Royal et les sondages

Publié le par SurveySay

Ségolène Royal et François Hollande partagent le même constat sur les sondages d'opinion. Reprenant mot pour mot une formule utilisée en janvier par le premier secrétaire du PS (cf. notre post du 17 janvier 2006 http://sondages2007.over-blog.com/article-1624704.html), la Présidente de la Région Poitou-Charentes a déclaré hier dans un entretien à Reuters que "Les sondages ne font pas une élection". Comme d'habitude, l'impact des sondages sur le résultat de l'élection est minimisé et même nié.

En visite à Nice, Marseille et Vitrolles, Ségolène Royal a également constaté que son "capital sympathie" auprès des militants socialistes, comme des gens de la rue, prenait "de l'ampleur". Elle a reconnu être "bien placée" en ce moment dans la course à la candidature socialiste, mais elle a dit ne pas savoir si cela durerait. Ségolène Royal constate donc la montée en puissance de sa popularité et de sa candidature par rapport à celles de ses concurrents, telle qu'elle est mesurée par les enquêtes d'opinion. Mais elle prend aussitôt une précaution oratoire destinée à signifier son humilité en affirmant avoir conscience du caractère volatile de cette popularité.

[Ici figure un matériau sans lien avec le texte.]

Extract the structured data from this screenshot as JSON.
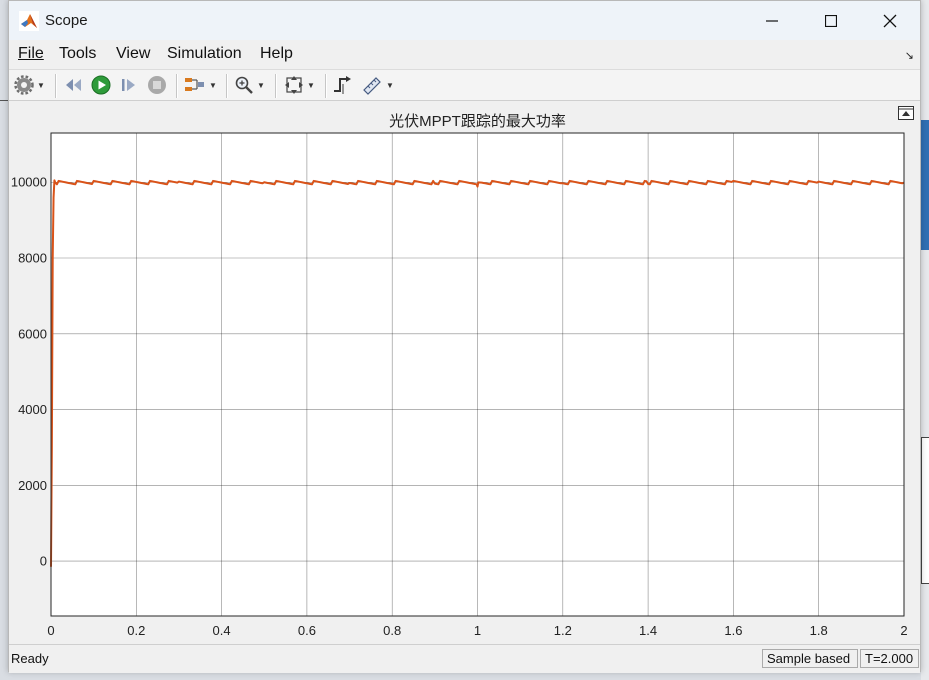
{
  "window": {
    "title": "Scope",
    "minimize_label": "minimize",
    "maximize_label": "maximize",
    "close_label": "close"
  },
  "menu": {
    "file": "File",
    "tools": "Tools",
    "view": "View",
    "simulation": "Simulation",
    "help": "Help"
  },
  "toolbar": {
    "icons": [
      "gear-icon",
      "step-back-icon",
      "run-icon",
      "step-forward-icon",
      "stop-icon",
      "signal-select-icon",
      "zoom-in-icon",
      "fit-axes-icon",
      "triggers-icon",
      "measurements-icon"
    ]
  },
  "status": {
    "ready": "Ready",
    "sample_mode": "Sample based",
    "time": "T=2.000"
  },
  "colors": {
    "trace": "#d95319",
    "grid": "#262626",
    "axes_bg": "#ffffff"
  },
  "chart_data": {
    "type": "line",
    "title": "光伏MPPT跟踪的最大功率",
    "xlabel": "",
    "ylabel": "",
    "xlim": [
      0,
      2
    ],
    "ylim": [
      -1450,
      11300
    ],
    "grid": true,
    "x_ticks": [
      0,
      0.2,
      0.4,
      0.6,
      0.8,
      1,
      1.2,
      1.4,
      1.6,
      1.8,
      2
    ],
    "x_tick_labels": [
      "0",
      "0.2",
      "0.4",
      "0.6",
      "0.8",
      "1",
      "1.2",
      "1.4",
      "1.6",
      "1.8",
      "2"
    ],
    "y_ticks": [
      0,
      2000,
      4000,
      6000,
      8000,
      10000
    ],
    "y_tick_labels": [
      "0",
      "2000",
      "4000",
      "6000",
      "8000",
      "10000"
    ],
    "series": [
      {
        "color": "#d95319",
        "x": [
          0,
          0.002,
          0.004,
          0.006,
          0.008,
          0.01,
          0.1,
          0.3,
          0.5,
          0.7,
          0.9,
          0.998,
          1.0,
          1.002,
          1.01,
          1.2,
          1.4,
          1.6,
          1.8,
          2.0
        ],
        "y": [
          -150,
          3000,
          8000,
          9600,
          10050,
          9990,
          9990,
          9990,
          9990,
          9990,
          9990,
          9990,
          9850,
          9980,
          9990,
          9990,
          9990,
          9990,
          9990,
          9990
        ]
      }
    ]
  }
}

Elle reconnaît enfin que sa posture de favorite des sondages lui confère une responsabilité : "En tout cas moi, cette popularité me donne des obligations et des devoirs plus que des droits. Et ma responsabilité c'est de ne pas décevoir, d'être à la hauteur, de travailler beaucoup avant tout aujourd'hui à la tête de la région Poitou-Charentes où j'ai été élue, de ne pas brûler les étapes et de ne pas mélanger les genres".